De acordo com isto, vê-se que a
questão ainda está pouco adiantada, e que não se deve apressar a sua solução.
Tendo sido lida a carta acima na Sociedade de Paris, a respeito foi dada a
seguinte comunicação:
(Paris, 21 de abril
de 186518[2]
– Médium: Sr. E. Vézy)
Esta noite vou abordar uma grave
questão, falando-vos das relações que podem existir entre a animalidade e a
Humanidade. Mas neste recinto, quando, pela primeira vez, minhas instruções vos
ensinam a solidariedade de todas as existências e as afinidades que existem
entre elas, elevou-se um murmúrio numa parte desta assembleia, e eu me calei.
Deveria fazer o mesmo hoje, malgrado vossas perguntas? Não, porque, enfim, vejo
que entrais no caminho que vos indicava.
Mas não basta apenas crer no progresso
incessante do Espírito, embrião na matéria, desenvolvendo-se ao passar pela
peneira do mineral, do vegetal e do animal, para chegar à humanimalidade, onde começa a ensaiar-se apenas a alma que se
encarnará, orgulhosa de sua tarefa, na Humanidade. Entre essas diferentes fases
existem laços importantes, que é necessário conhecer, e que chamarei períodos
intermediários ou latentes; porque é aí que se operam as transformações
sucessivas. Mais tarde eu vos falarei dos laços que unem o mineral ao vegetal,
o vegetal ao animal. Já que um fenômeno que vos causa admiração nos leva aos
laços que ligam o animal ao homem, vou entreter-vos com estes últimos.

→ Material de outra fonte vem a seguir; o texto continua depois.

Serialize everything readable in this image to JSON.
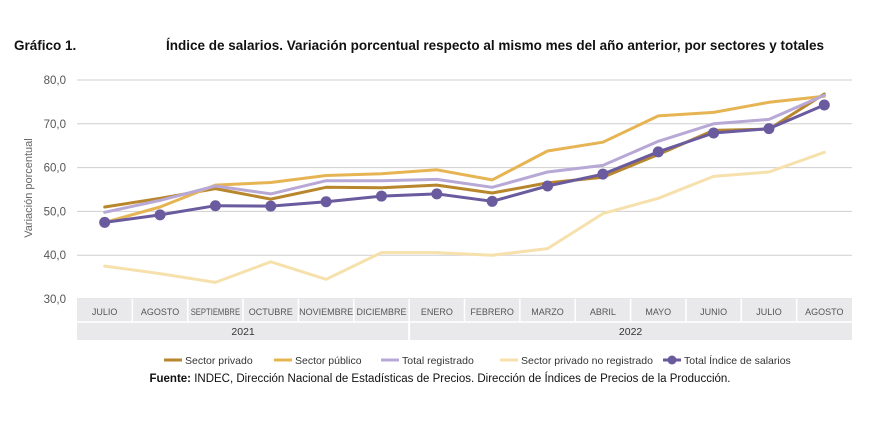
{
  "header": {
    "figure_label": "Gráfico 1.",
    "title": "Índice de salarios. Variación porcentual respecto al mismo mes del año anterior, por sectores y totales"
  },
  "source": {
    "prefix": "Fuente:",
    "text": " INDEC, Dirección Nacional de Estadísticas de Precios. Dirección de Índices de Precios de la Producción."
  },
  "chart_data": {
    "type": "line",
    "ylabel": "Variación porcentual",
    "ylim": [
      30,
      80
    ],
    "yticks": [
      "30,0",
      "40,0",
      "50,0",
      "60,0",
      "70,0",
      "80,0"
    ],
    "categories": [
      "JULIO",
      "AGOSTO",
      "SEPTIEMBRE",
      "OCTUBRE",
      "NOVIEMBRE",
      "DICIEMBRE",
      "ENERO",
      "FEBRERO",
      "MARZO",
      "ABRIL",
      "MAYO",
      "JUNIO",
      "JULIO",
      "AGOSTO"
    ],
    "year_groups": [
      {
        "label": "2021",
        "start": 0,
        "end": 5
      },
      {
        "label": "2022",
        "start": 6,
        "end": 13
      }
    ],
    "grid": true,
    "legend_position": "bottom",
    "series": [
      {
        "name": "Sector privado",
        "color": "#b8862c",
        "width": 3,
        "markers": false,
        "values": [
          51.0,
          53.0,
          55.2,
          52.8,
          55.5,
          55.4,
          56.0,
          54.2,
          56.5,
          57.8,
          63.0,
          68.5,
          68.8,
          76.8
        ]
      },
      {
        "name": "Sector público",
        "color": "#e6b453",
        "width": 3,
        "markers": false,
        "values": [
          47.5,
          51.0,
          56.0,
          56.6,
          58.2,
          58.6,
          59.5,
          57.2,
          63.8,
          65.8,
          71.8,
          72.6,
          74.9,
          76.3
        ]
      },
      {
        "name": "Total registrado",
        "color": "#b7a8d6",
        "width": 3,
        "markers": false,
        "values": [
          49.8,
          52.5,
          55.8,
          54.0,
          57.0,
          57.0,
          57.3,
          55.5,
          59.0,
          60.5,
          66.0,
          70.0,
          71.0,
          76.5
        ]
      },
      {
        "name": "Sector privado no registrado",
        "color": "#f6e1ad",
        "width": 3,
        "markers": false,
        "values": [
          37.5,
          35.8,
          33.8,
          38.5,
          34.5,
          40.6,
          40.6,
          40.0,
          41.5,
          49.5,
          53.0,
          58.0,
          59.0,
          63.5
        ]
      },
      {
        "name": "Total Índice de salarios",
        "color": "#6a5b9e",
        "width": 3,
        "markers": true,
        "values": [
          47.5,
          49.2,
          51.3,
          51.2,
          52.2,
          53.5,
          54.0,
          52.3,
          55.8,
          58.5,
          63.6,
          67.9,
          68.9,
          74.3
        ]
      }
    ]
  }
}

Entre os animais domésticos e os
homens as afinidades são produzidas pelas cargas fluídicas que vos cercam e
sobre eles recaem. É um pouco a Humanidade que se distingue sobre a
animalidade, sem alterar as cores de uma ou de outra. Daí esta superioridade
inteligente do cão sobre o instinto brutal do animal selvagem e é somente a
essa causa que poderão ser devidas essas manifestações que vos acabam de ler.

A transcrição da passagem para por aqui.